13 U.S. States have legalized same gender marriage: Connecticut, Delaware, Iowa, Maine, Maryland, Massachusetts, Minnesota, New Hampshire, New York, Rhode Island, Vermont, Washington, and California —as well as the District of Columbia and five Native American tribal zones.

In additional, the change in the national position means if someone has a legally recognized relationship from one State and lives in another, or arrives from another (recognized treaty) country with a legal-in-that-country same-gender marriage, the national government will recognize it even if the local State does not. 

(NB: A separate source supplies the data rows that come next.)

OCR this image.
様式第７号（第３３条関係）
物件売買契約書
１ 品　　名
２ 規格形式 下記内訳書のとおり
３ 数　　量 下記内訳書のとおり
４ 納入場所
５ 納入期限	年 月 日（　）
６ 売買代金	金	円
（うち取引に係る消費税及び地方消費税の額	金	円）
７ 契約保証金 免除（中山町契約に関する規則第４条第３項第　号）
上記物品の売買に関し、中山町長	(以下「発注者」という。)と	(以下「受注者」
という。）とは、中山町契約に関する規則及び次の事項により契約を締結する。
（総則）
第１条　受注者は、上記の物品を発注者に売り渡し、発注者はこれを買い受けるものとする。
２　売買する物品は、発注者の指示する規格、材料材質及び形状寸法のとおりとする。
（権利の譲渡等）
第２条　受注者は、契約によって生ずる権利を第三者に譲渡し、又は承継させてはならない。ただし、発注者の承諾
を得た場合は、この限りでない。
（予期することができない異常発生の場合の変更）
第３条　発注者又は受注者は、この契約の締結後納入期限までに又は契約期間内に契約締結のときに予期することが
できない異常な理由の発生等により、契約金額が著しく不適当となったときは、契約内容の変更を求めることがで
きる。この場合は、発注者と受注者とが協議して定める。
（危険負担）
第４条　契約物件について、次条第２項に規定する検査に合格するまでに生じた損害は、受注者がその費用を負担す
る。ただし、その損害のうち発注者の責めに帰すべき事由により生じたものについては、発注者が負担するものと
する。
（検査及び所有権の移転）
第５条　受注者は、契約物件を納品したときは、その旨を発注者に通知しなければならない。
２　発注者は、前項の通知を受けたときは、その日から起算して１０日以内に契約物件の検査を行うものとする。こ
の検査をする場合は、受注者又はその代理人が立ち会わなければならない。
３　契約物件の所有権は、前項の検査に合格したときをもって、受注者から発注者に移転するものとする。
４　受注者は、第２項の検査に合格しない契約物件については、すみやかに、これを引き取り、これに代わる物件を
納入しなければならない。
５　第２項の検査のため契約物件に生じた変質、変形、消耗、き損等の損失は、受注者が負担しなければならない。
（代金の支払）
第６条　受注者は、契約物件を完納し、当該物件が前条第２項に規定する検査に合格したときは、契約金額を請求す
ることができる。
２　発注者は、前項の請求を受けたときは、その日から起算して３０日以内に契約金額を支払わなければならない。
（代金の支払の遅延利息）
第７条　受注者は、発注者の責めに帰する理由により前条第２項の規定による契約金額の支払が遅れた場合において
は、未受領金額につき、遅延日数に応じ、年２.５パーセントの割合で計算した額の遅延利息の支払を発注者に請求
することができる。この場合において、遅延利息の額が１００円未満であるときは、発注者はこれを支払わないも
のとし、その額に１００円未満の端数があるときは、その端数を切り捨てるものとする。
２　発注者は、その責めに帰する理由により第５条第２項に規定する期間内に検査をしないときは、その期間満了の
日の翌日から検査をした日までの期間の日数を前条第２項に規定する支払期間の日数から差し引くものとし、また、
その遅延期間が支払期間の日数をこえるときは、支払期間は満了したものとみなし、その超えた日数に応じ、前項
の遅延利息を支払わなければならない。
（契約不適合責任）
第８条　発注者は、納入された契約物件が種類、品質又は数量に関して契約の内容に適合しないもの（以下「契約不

BUT the ruling also means the national government CANNOT force any State to recognize these relationships.  Such decisions are PURELY and EXCLUSIVELY up to each individual U.S. State.

For people in countries where there is not a division of authority between the national and state or local governments, this may seem strange.  But in the U.S., each level of government is specifically constrained to areas of authority (though recent news from the current administration indicates the national government is exceeding it’s authority in a number of areas – but that’s a different discussion.)

Interestingly there are U.S. national laws forbidding the marital practice of polygamy (multiple wives for one husband), and there was major conflict in the 19th century between the U.S. government and Mormon church over the issue.  I would understand today’s Supreme Court ruling to also invalidate such national laws as well, since it ruled the national government can’t make laws differentiating between any State approved form of marriage - allowing any individual U.S. State to permit and legalize polygamy marriages (or polygyny marriages, one wife multiple husbands) and requiring the national government to apply appropriate marriage tax rates, inheritance and visitation benefits – should any individual U.S. State be inclined to pass such laws. 

The point is, this is now a “local” issue in U.S. States, and people with opinions on the morality or permissibility of such should take it up with their State legislators and governor – or consider moving to a State that fits their moral position.

A final note.  The U.S. media, both television and movies, has made a full court press to expose and normalize opinions about same gender relationships for over a decade (or even present them as superior to hetero-normal marriages).  Clearly they’ve been effective.  The media entertainment complex has an agenda and a measurable impact.

Who will be the proponent for “normal” marriages?  For a lifetime commitment?  For both parents, of opposite genders, raising their children in their own home?

Attacking “normal” marriage has consequences, which all of society will pay.